I see now that these patches are the way to go.

> > > I just inspected the code now and actually found one more bug in its
> > > power management handling. device_run() calls clk_bulk_enable() before
> > > pm_runtime_get_sync(), but only the latter is guaranteed to actually
> > > power on the relevant power domains, so we end up clocking unpowered
> > > hardware.
> > >
> >
> > How about we just move clk_enable/disable to runtime PM?
> >
> > Since we use autosuspend delay, it theoretically has
> > some impact, which is why I was refraining from doing so.
> >
> > I can't decide if this impact would be marginal or significant.
> >
>
> I'd also refrain from doing this. Clock gating corresponds to the
> bigger part of the power savings from runtime power management, since
> it stops the dynamic power consumption and only leaves the static
> leakage. That said, the Hantro IP blocks have some internal clock
> gating as well, so it might not be as pronounced, depending on the
> custom vendor integration logic surrounding the Hantro hardware.
>

OK, I agree. We need to fix this issue then,
changing the order of the calls.

> Actually even if autosuspend is not used, the runtime PM subsystem has
> some internal back-off mechanism based on measured power on and power
> off latencies. The driver should call pm_runtime_get_sync() first and
> then enable any necessary clocks. I can see that currently inside the
> resume callback we have some hardware accesses. If those really need
> to be there, they should be surrounded with appropriate clock enable
> and clock disable calls.
>

Currently, it's only used by imx8mq, and it's enclosed
by clk_bulk_prepare_enable/disable_unprepare.

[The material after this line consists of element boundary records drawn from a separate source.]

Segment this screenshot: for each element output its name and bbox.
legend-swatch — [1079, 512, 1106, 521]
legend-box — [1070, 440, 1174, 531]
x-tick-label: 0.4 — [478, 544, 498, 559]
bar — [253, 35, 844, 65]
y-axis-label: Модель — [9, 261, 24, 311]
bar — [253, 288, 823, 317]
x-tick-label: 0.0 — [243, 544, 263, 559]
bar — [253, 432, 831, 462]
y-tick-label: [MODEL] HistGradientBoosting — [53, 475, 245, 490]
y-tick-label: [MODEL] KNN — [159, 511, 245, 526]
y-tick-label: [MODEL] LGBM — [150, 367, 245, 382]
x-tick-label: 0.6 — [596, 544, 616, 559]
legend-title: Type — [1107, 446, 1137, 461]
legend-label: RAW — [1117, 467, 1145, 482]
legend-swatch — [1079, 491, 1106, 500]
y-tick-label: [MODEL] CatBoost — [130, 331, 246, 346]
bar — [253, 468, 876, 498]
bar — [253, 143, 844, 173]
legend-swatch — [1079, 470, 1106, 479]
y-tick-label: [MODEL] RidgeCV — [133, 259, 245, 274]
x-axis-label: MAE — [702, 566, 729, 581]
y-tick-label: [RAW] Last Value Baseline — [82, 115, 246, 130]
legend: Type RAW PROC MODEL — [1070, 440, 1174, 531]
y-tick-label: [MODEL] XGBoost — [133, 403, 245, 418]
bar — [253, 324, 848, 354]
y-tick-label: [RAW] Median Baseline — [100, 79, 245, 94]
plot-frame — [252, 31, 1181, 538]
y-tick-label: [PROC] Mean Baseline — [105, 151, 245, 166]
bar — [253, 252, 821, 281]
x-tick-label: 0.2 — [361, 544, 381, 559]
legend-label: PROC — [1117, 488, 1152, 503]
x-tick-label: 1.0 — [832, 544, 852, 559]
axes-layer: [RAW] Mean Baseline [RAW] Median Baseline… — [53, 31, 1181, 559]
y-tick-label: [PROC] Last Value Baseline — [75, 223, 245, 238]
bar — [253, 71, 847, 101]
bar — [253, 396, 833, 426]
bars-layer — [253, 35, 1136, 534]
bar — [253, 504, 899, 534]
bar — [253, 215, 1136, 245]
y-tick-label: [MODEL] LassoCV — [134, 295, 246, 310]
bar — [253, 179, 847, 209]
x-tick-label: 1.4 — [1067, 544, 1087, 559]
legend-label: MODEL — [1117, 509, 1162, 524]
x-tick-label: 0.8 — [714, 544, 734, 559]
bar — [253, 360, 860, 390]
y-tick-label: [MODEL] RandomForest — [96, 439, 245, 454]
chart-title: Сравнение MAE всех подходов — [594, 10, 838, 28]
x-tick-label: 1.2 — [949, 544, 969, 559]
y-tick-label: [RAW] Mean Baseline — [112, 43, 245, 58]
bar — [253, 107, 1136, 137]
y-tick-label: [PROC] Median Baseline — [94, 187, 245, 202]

I am quite sure the prepare/unprepare usage is an oversight
on our side, but it doesn't do any harm either.

Moving the clock handling to hantro_runtime_resume is possible,
but looks like just low-hanging fruit.

> > > >
> > > > I'm not seeing any code in CODA to handle this, so not sure
> > > > how it's handling suspend/resume.
> > > >
> > > > Maybe we can have CODA as the first user, given it's a well-maintained
> > > > driver and should be fairly easy to test.
> > >
> > > I remember checking a number of drivers using the m2m helpers randomly
> > > and none of them implemented suspend/resume correctly. I suppose that
> > > was not discovered because normally the userspace itself would stop the
> > > operation before the system is suspended, although it's not an API
> > > guarantee.
> > >
> >
> > Indeed. Do you have any recomendations for how we could
> > test this case to make sure we are handling it correctly?
>
> I'd say that a simple offscreen command line gstreamer/ffmpeg decode
> with suspend/resume loop in another session should be able to trigger
> some issues.
>

I can try to fix the above clk/pm issue and take this helper
on the same series, if that's useful.